By this time the CQC staff must have been getting a bit
desperate, because the next category of information didn’t look at the case
files but asked how many homes involved ‘at least some relevant parties’ in the
decision. Ah, success: that leaps to 72%. Oh dear, they lost out on the next
question: how many homes sought to communicate the decision to relevant parties
in appropriate ways? 46%. They were probably lucky that they hadn’t told their
staff either (as we saw above) so the DNAR decision was unlikely to be enacted
anyway. There were very few complaints. Does this show that no one knew about what was happening? Or that people behaved reasonably at the time? Or that relatives were appropraitely relieved when the end -of-life came peacefully?
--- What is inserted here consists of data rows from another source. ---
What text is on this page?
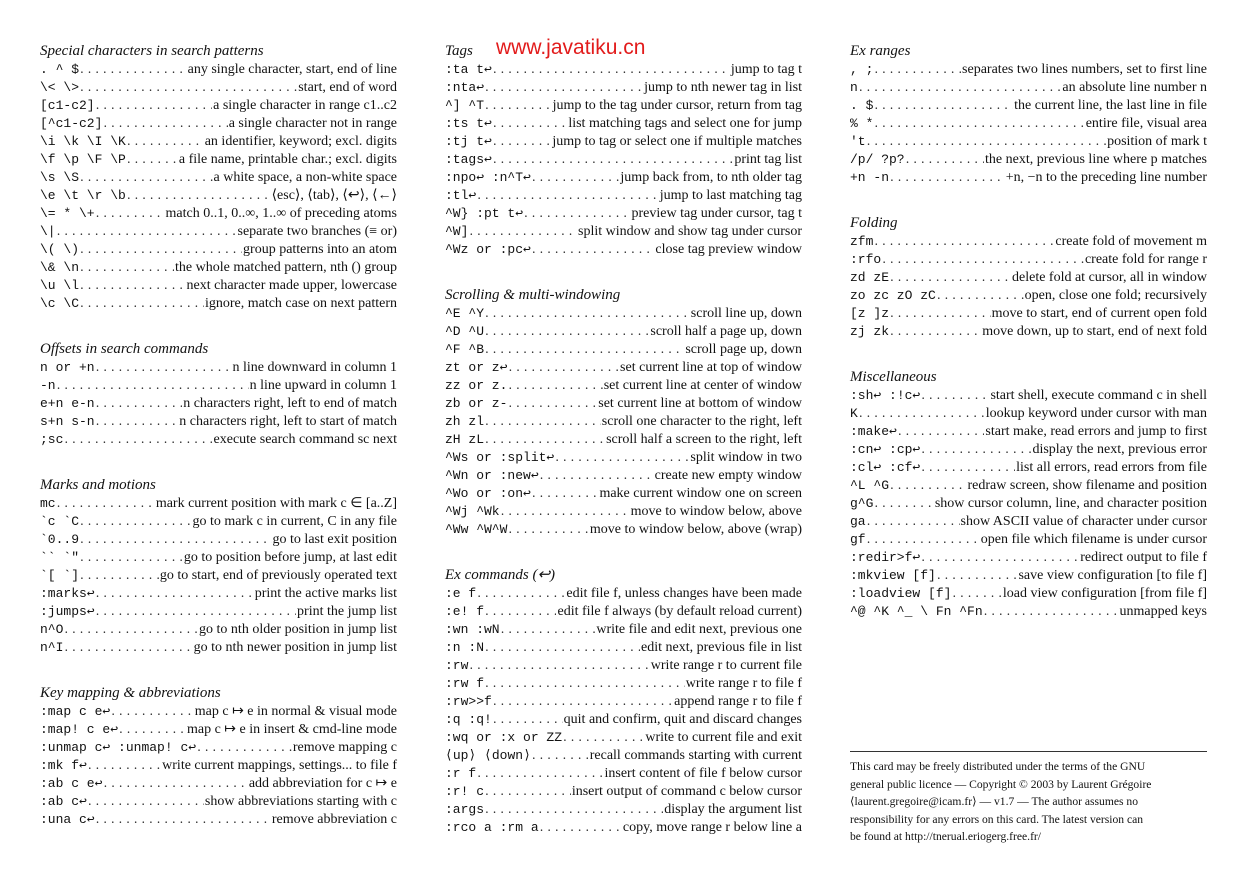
www.javatiku.cn
Special characters in search patterns
. ^ $ . . .	any single character, start, end of line
\< \> . . .	start, end of word
[c1-c2] . . .	a single character in range c1..c2
[^c1-c2] . . .	a single character not in range
\i \k \I \K . . .	an identifier, keyword; excl. digits
\f \p \F \P . . .	a file name, printable char.; excl. digits
\s \S . . .	a white space, a non-white space
\e \t \r \b . . .	⟨esc⟩, ⟨tab⟩, ⟨↩⟩, ⟨←⟩
\= * \+ . . .	match 0..1, 0..∞, 1..∞ of preceding atoms
\| . . .	separate two branches (≡ or)
\( \) . . .	group patterns into an atom
\& \n . . .	the whole matched pattern, nth () group
\u \l . . .	next character made upper, lowercase
\c \C . . .	ignore, match case on next pattern
Offsets in search commands
n or +n . . .	n line downward in column 1
-n . . .	n line upward in column 1
e+n e-n . . .	n characters right, left to end of match
s+n s-n . . .	n characters right, left to start of match
;sc . . .	execute search command sc next
Marks and motions
mc . . .	mark current position with mark c ∈ [a..Z]
`c `C . . .	go to mark c in current, C in any file
`0..9 . . .	go to last exit position
`` `" . . .	go to position before jump, at last edit
`[ `] . . .	go to start, end of previously operated text
:marks↩ . . .	print the active marks list
:jumps↩ . . .	print the jump list
n^O . . .	go to nth older position in jump list
n^I . . .	go to nth newer position in jump list
Key mapping & abbreviations
:map c e↩ . . .	map c ↦ e in normal & visual mode
:map! c e↩ . . .	map c ↦ e in insert & cmd-line mode
:unmap c↩ :unmap! c↩ . . .	remove mapping c
:mk f↩ . . .	write current mappings, settings... to file f
:ab c e↩ . . .	add abbreviation for c ↦ e
:ab c↩ . . .	show abbreviations starting with c
:una c↩ . . .	remove abbreviation c
Tags
:ta t↩ . . .	jump to tag t
:nta↩ . . .	jump to nth newer tag in list
^] ^T . . .	jump to the tag under cursor, return from tag
:ts t↩ . . .	list matching tags and select one for jump
:tj t↩ . . .	jump to tag or select one if multiple matches
:tags↩ . . .	print tag list
:npo↩ :n^T↩ . . .	jump back from, to nth older tag
:tl↩ . . .	jump to last matching tag
^W} :pt t↩ . . .	preview tag under cursor, tag t
^W] . . .	split window and show tag under cursor
^Wz or :pc↩ . . .	close tag preview window
Scrolling & multi-windowing
^E ^Y . . .	scroll line up, down
^D ^U . . .	scroll half a page up, down
^F ^B . . .	scroll page up, down
zt or z↩ . . .	set current line at top of window
zz or z. . . .	set current line at center of window
zb or z- . . .	set current line at bottom of window
zh zl . . .	scroll one character to the right, left
zH zL . . .	scroll half a screen to the right, left
^Ws or :split↩ . . .	split window in two
^Wn or :new↩ . . .	create new empty window
^Wo or :on↩ . . .	make current window one on screen
^Wj ^Wk . . .	move to window below, above
^Ww ^W^W . . .	move to window below, above (wrap)
Ex commands (↩)
:e f . . .	edit file f, unless changes have been made
:e! f . . .	edit file f always (by default reload current)
:wn :wN . . .	write file and edit next, previous one
:n :N . . .	edit next, previous file in list
:rw . . .	write range r to current file
:rw f . . .	write range r to file f
:rw>>f . . .	append range r to file f
:q :q! . . .	quit and confirm, quit and discard changes
:wq or :x or ZZ . . .	write to current file and exit
⟨up⟩ ⟨down⟩ . . .	recall commands starting with current
:r f . . .	insert content of file f below cursor
:r! c . . .	insert output of command c below cursor
:args . . .	display the argument list
:rco a :rm a . . .	copy, move range r below line a
Ex ranges
, ; . . .	separates two lines numbers, set to first line
n . . .	an absolute line number n
. $ . . .	the current line, the last line in file
% * . . .	entire file, visual area
't . . .	position of mark t
/p/ ?p? . . .	the next, previous line where p matches
+n -n . . .	+n, −n to the preceding line number
Folding
zfm . . .	create fold of movement m
:rfo . . .	create fold for range r
zd zE . . .	delete fold at cursor, all in window
zo zc zO zC . . .	open, close one fold; recursively
[z ]z . . .	move to start, end of current open fold
zj zk . . .	move down, up to start, end of next fold
Miscellaneous
:sh↩ :!c↩ . . .	start shell, execute command c in shell
K . . .	lookup keyword under cursor with man
:make↩ . . .	start make, read errors and jump to first
:cn↩ :cp↩ . . .	display the next, previous error
:cl↩ :cf↩ . . .	list all errors, read errors from file
^L ^G . . .	redraw screen, show filename and position
g^G . . .	show cursor column, line, and character position
ga . . .	show ASCII value of character under cursor
gf . . .	open file which filename is under cursor
:redir>f↩ . . .	redirect output to file f
:mkview [f] . . .	save view configuration [to file f]
:loadview [f] . . .	load view configuration [from file f]
^@ ^K ^_ \ Fn ^Fn . . .	unmapped keys

This card may be freely distributed under the terms of the GNU

general public licence — Copyright © 2003 by Laurent Grégoire

⟨laurent.gregoire@icam.fr⟩ — v1.7 — The author assumes no

responsibility for any errors on this card. The latest version can

be found at http://tnerual.eriogerg.free.fr/
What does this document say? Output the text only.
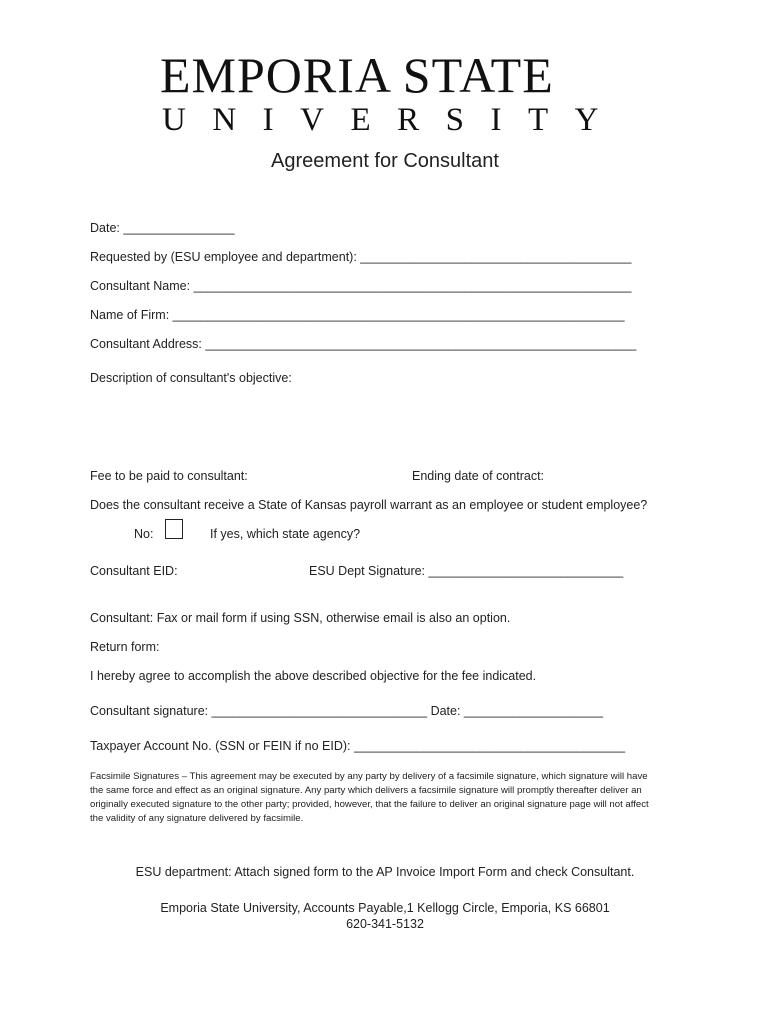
EMPORIA STATE
UNIVERSITY
Agreement for Consultant
Date: ________________
Requested by (ESU employee and department): _______________________________________
Consultant Name: _______________________________________________________________
Name of Firm: _________________________________________________________________
Consultant Address: ______________________________________________________________
Description of consultant's objective:
Fee to be paid to consultant:	Ending date of contract:
Does the consultant receive a State of Kansas payroll warrant as an employee or student employee?
No:	If yes, which state agency?
Consultant EID:	ESU Dept Signature: ____________________________
Consultant: Fax or mail form if using SSN, otherwise email is also an option.
Return form:
I hereby agree to accomplish the above described objective for the fee indicated.
Consultant signature: _______________________________ Date: ____________________
Taxpayer Account No. (SSN or FEIN if no EID): _______________________________________
Facsimile Signatures – This agreement may be executed by any party by delivery of a facsimile signature, which signature will have the same force and effect as an original signature. Any party which delivers a facsimile signature will promptly thereafter deliver an originally executed signature to the other party; provided, however, that the failure to deliver an original signature page will not affect the validity of any signature delivered by facsimile.
ESU department: Attach signed form to the AP Invoice Import Form and check Consultant.
Emporia State University, Accounts Payable,1 Kellogg Circle, Emporia, KS 66801
620-341-5132
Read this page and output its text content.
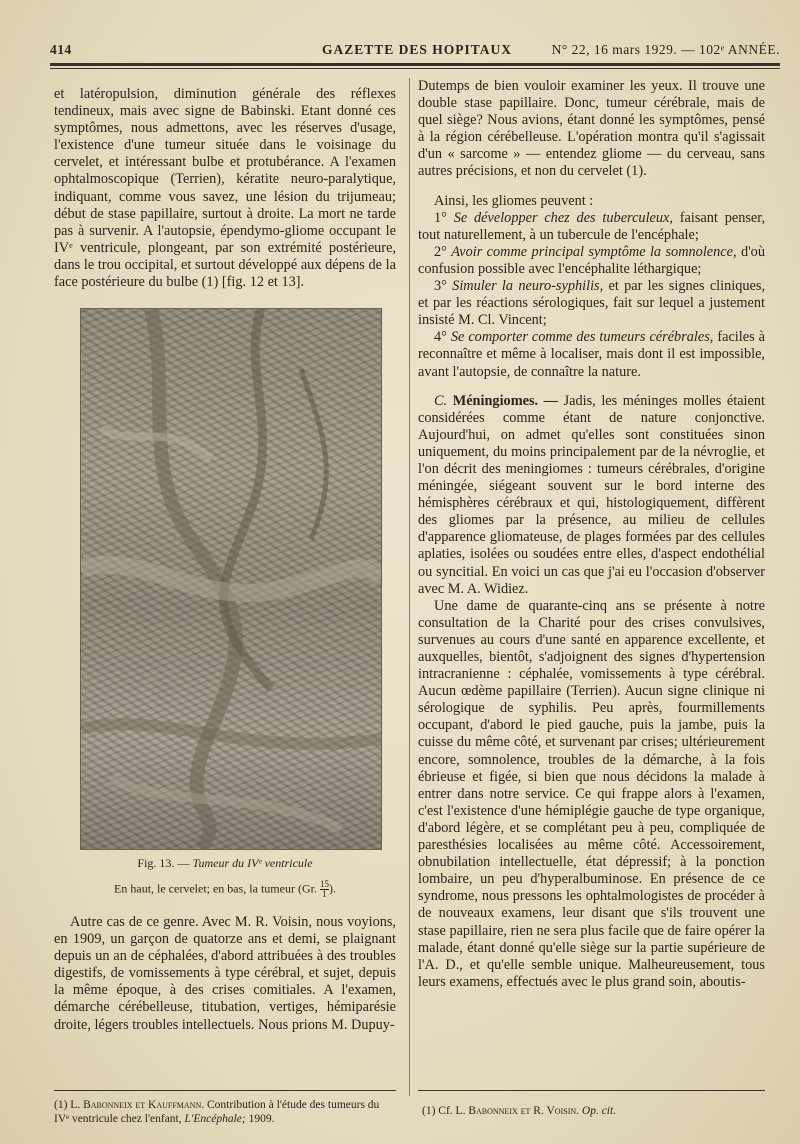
414	GAZETTE DES HOPITAUX	N° 22, 16 mars 1929. — 102ᵉ ANNÉE.

et latéropulsion, diminution générale des réflexes tendineux, mais avec signe de Babinski. Etant donné ces symptômes, nous admettons, avec les réserves d'usage, l'existence d'une tumeur située dans le voisinage du cervelet, et intéressant bulbe et protubérance. A l'examen ophtalmoscopique (Terrien), kératite neuro-paralytique, indiquant, comme vous savez, une lésion du trijumeau; début de stase papillaire, surtout à droite. La mort ne tarde pas à survenir. A l'autopsie, épendymo-gliome occupant le IVᵉ ventricule, plongeant, par son extrémité postérieure, dans le trou occipital, et surtout développé aux dépens de la face postérieure du bulbe (1) [fig. 12 et 13].

Fig. 13. — Tumeur du IVᵉ ventricule
En haut, le cervelet; en bas, la tumeur (Gr. $\frac{15}{1}$ ).

Autre cas de ce genre. Avec M. R. Voisin, nous voyions, en 1909, un garçon de quatorze ans et demi, se plaignant depuis un an de céphalées, d'abord attribuées à des troubles digestifs, de vomissements à type cérébral, et sujet, depuis la même époque, à des crises comitiales. A l'examen, démarche cérébelleuse, titubation, vertiges, hémiparésie droite, légers troubles intellectuels. Nous prions M. Dupuy-

(1) L. Babonneix et Kauffmann. Contribution à l'étude des tumeurs du IVᵉ ventricule chez l'enfant, L'Encéphale; 1909.

Dutemps de bien vouloir examiner les yeux. Il trouve une double stase papillaire. Donc, tumeur cérébrale, mais de quel siège? Nous avions, étant donné les symptômes, pensé à la région cérébelleuse. L'opération montra qu'il s'agissait d'un « sarcome » — entendez gliome — du cerveau, sans autres précisions, et non du cervelet (1).

Ainsi, les gliomes peuvent :

1° Se développer chez des tuberculeux, faisant penser, tout naturellement, à un tubercule de l'encéphale;

2° Avoir comme principal symptôme la somnolence, d'où confusion possible avec l'encéphalite léthargique;

3° Simuler la neuro-syphilis, et par les signes cliniques, et par les réactions sérologiques, fait sur lequel a justement insisté M. Cl. Vincent;

4° Se comporter comme des tumeurs cérébrales, faciles à reconnaître et même à localiser, mais dont il est impossible, avant l'autopsie, de connaître la nature.

C. Méningiomes. — Jadis, les méninges molles étaient considérées comme étant de nature conjonctive. Aujourd'hui, on admet qu'elles sont constituées sinon uniquement, du moins principalement par de la névroglie, et l'on décrit des meningiomes : tumeurs cérébrales, d'origine méningée, siégeant souvent sur le bord interne des hémisphères cérébraux et qui, histologiquement, diffèrent des gliomes par la présence, au milieu de cellules d'apparence gliomateuse, de plages formées par des cellules aplaties, isolées ou soudées entre elles, d'aspect endothélial ou syncitial. En voici un cas que j'ai eu l'occasion d'observer avec M. A. Widiez.

Une dame de quarante-cinq ans se présente à notre consultation de la Charité pour des crises convulsives, survenues au cours d'une santé en apparence excellente, et auxquelles, bientôt, s'adjoignent des signes d'hypertension intracranienne : céphalée, vomissements à type cérébral. Aucun œdème papillaire (Terrien). Aucun signe clinique ni sérologique de syphilis. Peu après, fourmillements occupant, d'abord le pied gauche, puis la jambe, puis la cuisse du même côté, et survenant par crises; ultérieurement encore, somnolence, troubles de la démarche, à la fois ébrieuse et figée, si bien que nous décidons la malade à entrer dans notre service. Ce qui frappe alors à l'examen, c'est l'existence d'une hémiplégie gauche de type organique, d'abord légère, et se complétant peu à peu, compliquée de paresthésies localisées au même côté. Accessoirement, obnubilation intellectuelle, état dépressif; à la ponction lombaire, un peu d'hyperalbuminose. En présence de ce syndrome, nous pressons les ophtalmologistes de procéder à de nouveaux examens, leur disant que s'ils trouvent une stase papillaire, rien ne sera plus facile que de faire opérer la malade, étant donné qu'elle siège sur la partie supérieure de l'A. D., et qu'elle semble unique. Malheureusement, tous leurs examens, effectués avec le plus grand soin, aboutis-

(1) Cf. L. Babonneix et R. Voisin. Op. cit.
There’s lots of other interesting and useful material in
this report, and the CQC is doing right by looking into how healthcare for
older people in care homes is being provided, and how people are being
consulted and involved. Good on them, since they’re being much maligned at the
moment.
But it’s a wonderful case study in how summaries and reports
can conceal a complex and not terribly wonderful picture that is hidden in the
more complex figures that most people will not look at.
So it does confirm what most people think about care homes.
OKish, but not enough attention to detail to really be the place where you get
helped to the best quality in your declining days. I’m going to try to keep out of them.